Getting back to the case, in submitting its payment claim, Brolton claimed in its adjudication submissions that the reference dates for August 2018 and September 2018 were available for the payment claim. Hanson also contended that the September 2018 reference date was available for the progress payment. However, the adjudicator ‘went rogue’ and determined that the reference date was in fact 23 October 2018. There were a few issues with this. Firstly, the 23 October 2018 was not the last Tuesday of the month (which in fact was 30 October 2018). Secondly, the contract had been terminated on 3 October 2018, meaning no further reference dates arose. As the clause entitling Brolton to a progress payment did not continue beyond the termination of the contract, the adjudicator had made a jurisdictional error. The reference date the adjudicator relied on did not exist, and therefore the determination was void and the $2.8 million decision was overturned (as if it had never been made).

Although Hanson succeeded on the first issue, the Court was still minded to consider the second issue on appeal. The second issue concerned the procedural fairness of the adjudicator’s decision. Like jurisdiction, procedural fairness is a legal term that has important consequences for adjudication determinations. Procedural fairness is an aspect of natural justice, a foundational legal principal that sets the standards of how people are to exercise their authority. The concept of procedural fairness means the process in which a decision is made should be just. Procedural fairness requires that parties have the right or opportunity to have their case heard by the decision-maker. If there is a substantial denial of natural justice, the decision-maker’s determination will be void. In this case, the issue of procedural fairness arose because the adjudicator determined that the relevant reference date was a date not submitted by either party. Brolton argued that while procedural fairness was denied to the parties, it was immaterial and should not void the adjudicator’s decision.
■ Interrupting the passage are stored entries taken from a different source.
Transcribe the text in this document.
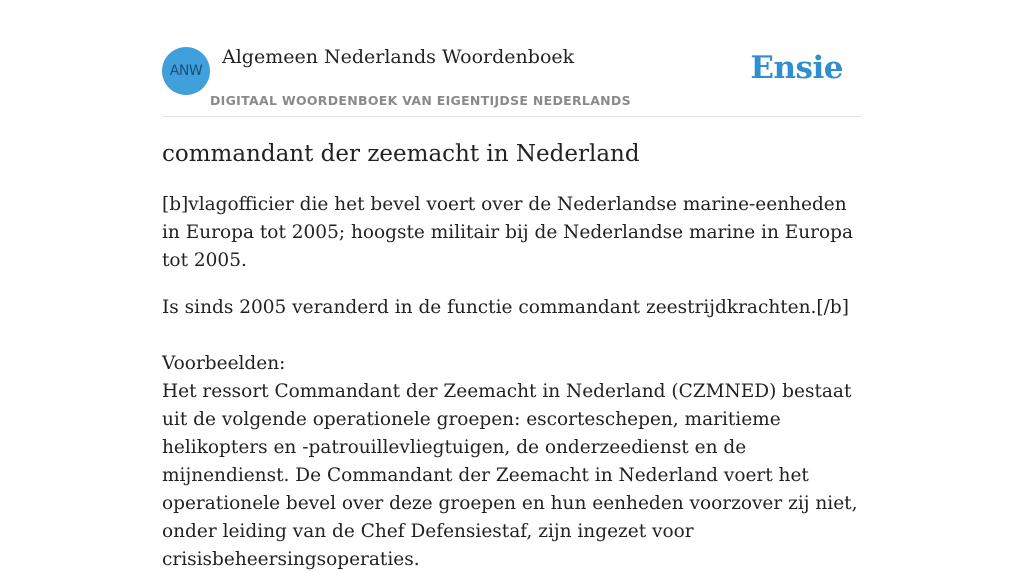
ANW
Algemeen Nederlands Woordenboek
DIGITAAL WOORDENBOEK VAN EIGENTIJDSE NEDERLANDS
Ensie
commandant der zeemacht in Nederland

[b]vlagofficier die het bevel voert over de Nederlandse marine-eenheden in Europa tot 2005; hoogste militair bij de Nederlandse marine in Europa tot 2005.

Is sinds 2005 veranderd in de functie commandant zeestrijdkrachten.[/b]

Voorbeelden:

Het ressort Commandant der Zeemacht in Nederland (CZMNED) bestaat uit de volgende operationele groepen: escorteschepen, maritieme helikopters en -patrouillevliegtuigen, de onderzeedienst en de mijnendienst. De Commandant der Zeemacht in Nederland voert het operationele bevel over deze groepen en hun eenheden voorzover zij niet, onder leiding van de Chef Defensiestaf, zijn ingezet voor crisisbeheersingsoperaties.
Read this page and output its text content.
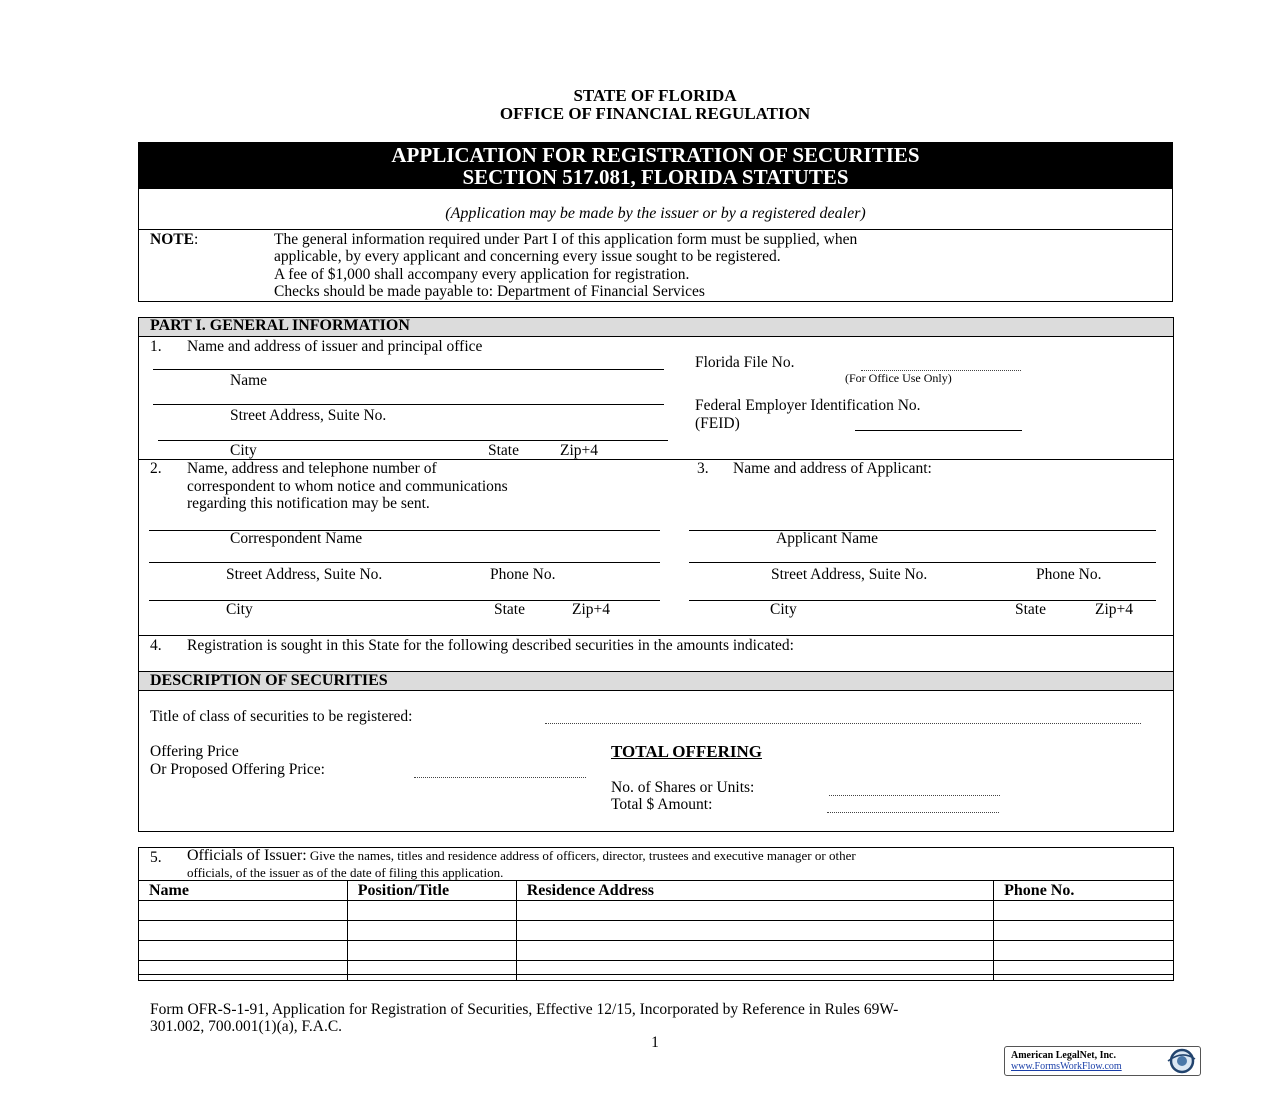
STATE OF FLORIDA
OFFICE OF FINANCIAL REGULATION
APPLICATION FOR REGISTRATION OF SECURITIES
SECTION 517.081, FLORIDA STATUTES
(Application may be made by the issuer or by a registered dealer)
NOTE:	The general information required under Part I of this application form must be supplied, when
applicable, by every applicant and concerning every issue sought to be registered.
A fee of $1,000 shall accompany every application for registration.
Checks should be made payable to: Department of Financial Services
PART I. GENERAL INFORMATION
1. Name and address of issuer and principal office
Name
Street Address, Suite No.
City	State	Zip+4
Florida File No.
(For Office Use Only)
Federal Employer Identification No.
(FEID)
2. Name, address and telephone number of
correspondent to whom notice and communications
regarding this notification may be sent.
Correspondent Name
Street Address, Suite No.	Phone No.
City	State	Zip+4
3. Name and address of Applicant:
Applicant Name
Street Address, Suite No.	Phone No.
City	State	Zip+4
4. Registration is sought in this State for the following described securities in the amounts indicated:
DESCRIPTION OF SECURITIES
Title of class of securities to be registered:
Offering Price
Or Proposed Offering Price:
TOTAL OFFERING
No. of Shares or Units:
Total $ Amount:
5. Officials of Issuer: Give the names, titles and residence address of officers, director, trustees and executive manager or other
officials, of the issuer as of the date of filing this application.
Name	Position/Title	Residence Address	Phone No.

Form OFR-S-1-91, Application for Registration of Securities, Effective 12/15, Incorporated by Reference in Rules 69W-
301.002, 700.001(1)(a), F.A.C.
1
American LegalNet, Inc.
www.FormsWorkFlow.com
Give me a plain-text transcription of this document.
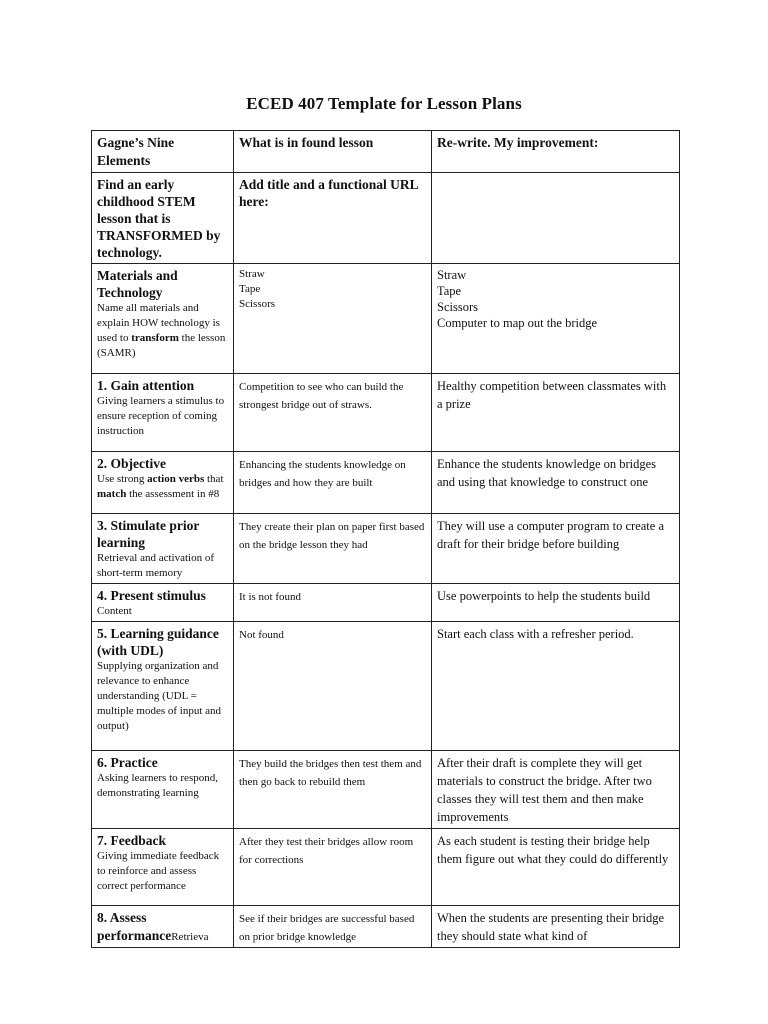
ECED 407 Template for Lesson Plans
Gagne’s Nine Elements	What is in found lesson	Re-write. My improvement:

Find an early childhood STEM lesson that is TRANSFORMED by technology.	Add title and a functional URL here:	

Materials and Technology
Name all materials and explain HOW technology is used to transform the lesson (SAMR)	Straw
Tape
Scissors	Straw
Tape
Scissors
Computer to map out the bridge

1. Gain attention
Giving learners a stimulus to ensure reception of coming instruction	Competition to see who can build the strongest bridge out of straws.	Healthy competition between classmates with a prize

2. Objective
Use strong action verbs that match the assessment in #8	Enhancing the students knowledge on bridges and how they are built	Enhance the students knowledge on bridges and using that knowledge to construct one

3. Stimulate prior learning
Retrieval and activation of short-term memory	They create their plan on paper first based on the bridge lesson they had	They will use a computer program to create a draft for their bridge before building

4. Present stimulus
Content	It is not found	Use powerpoints to help the students build

5. Learning guidance (with UDL)
Supplying organization and relevance to enhance understanding (UDL = multiple modes of input and output)	Not found	Start each class with a refresher period.

6. Practice
Asking learners to respond, demonstrating learning	They build the bridges then test them and then go back to rebuild them	After their draft is complete they will get materials to construct the bridge. After two classes they will test them and then make improvements

7. Feedback
Giving immediate feedback to reinforce and assess correct performance	After they test their bridges allow room for corrections	As each student is testing their bridge help them figure out what they could do differently
8. Assess performanceRetrieva	See if their bridges are successful based on prior bridge knowledge	When the students are presenting their bridge they should state what kind of
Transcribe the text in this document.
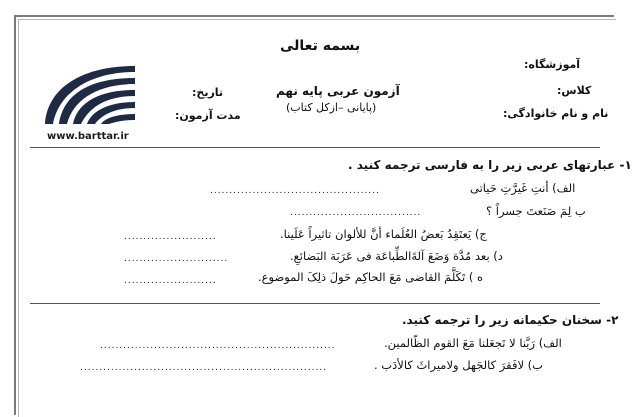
بسمه تعالی
آموزشگاه:
کلاس:
آزمون عربی پایه نهم
تاریخ:
نام و نام خانوادگی:
(پایانی –ازکل کتاب)
مدت آزمون:
www.barttar.ir
۱- عبارتهای عربی زیر را به فارسی ترجمه کنید .
الف) أنتِ غَیرَّتِ حَیاتی
............................................
ب لِمَ صَنَعتَ جسراً ؟
..................................
ج) یَعتَقِدُ بَعضُ العُلَماء أنَّ للألوان تاثیراً عَلَینا.
........................
د) بعد مُدَّة وَضَعَ آلةَالطِّباعَة فی عَرَبَة البَضائعِ.
...........................
ه ) تَکَلَّمَ القاضی مَعَ الحاکِم حَولَ ذلِکَ الموضوع.
........................
۲- سخنان حکیمانه زیر را ترجمه کنید.
الف) رَبَّنا لا تَجعَلنا مَعَ القوم الظّالمین.
.............................................................
ب) لافَقرَ کالجَهل ولامیراثَ کالأدَب .
................................................................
The Court found that the findings by the adjudicator were a material breach of procedural fairness and therefore there was a breach of natural justice.

Take-away points

While this article has discussed a few technical legal concepts, the main take away points from Brolton are that:
• A progress payment must be linked to a specific reference date. If an adjudicator incorrectly attributes a payment claim to a reference date which does not exist, the determination will be void.
• It is not enough that another reference date is available for the payment claim to be linked to. If the adjudicator goes rogue and determines a reference date not submitted by the parties, the decision will be void.
• Claimants should identify and make it abundantly clear the relevant reference date to which a payment claim relates and make submissions in the adjudication application as to what the relevant reference date is.
• Reference dates are essential for an adjudicator to make a determination. A failure by the adjudicator to appropriately determine a reference date can have dire consequences to claimants.
• Note: The recent amendments to the NSW SOP Act have eliminated the post-termination payment claim issue. Section 13(1C) now states that for construction contracts that have been terminated, a payment claim may be served on and from the date of termination. This change will only apply to contracts entered into after 21 October 2019.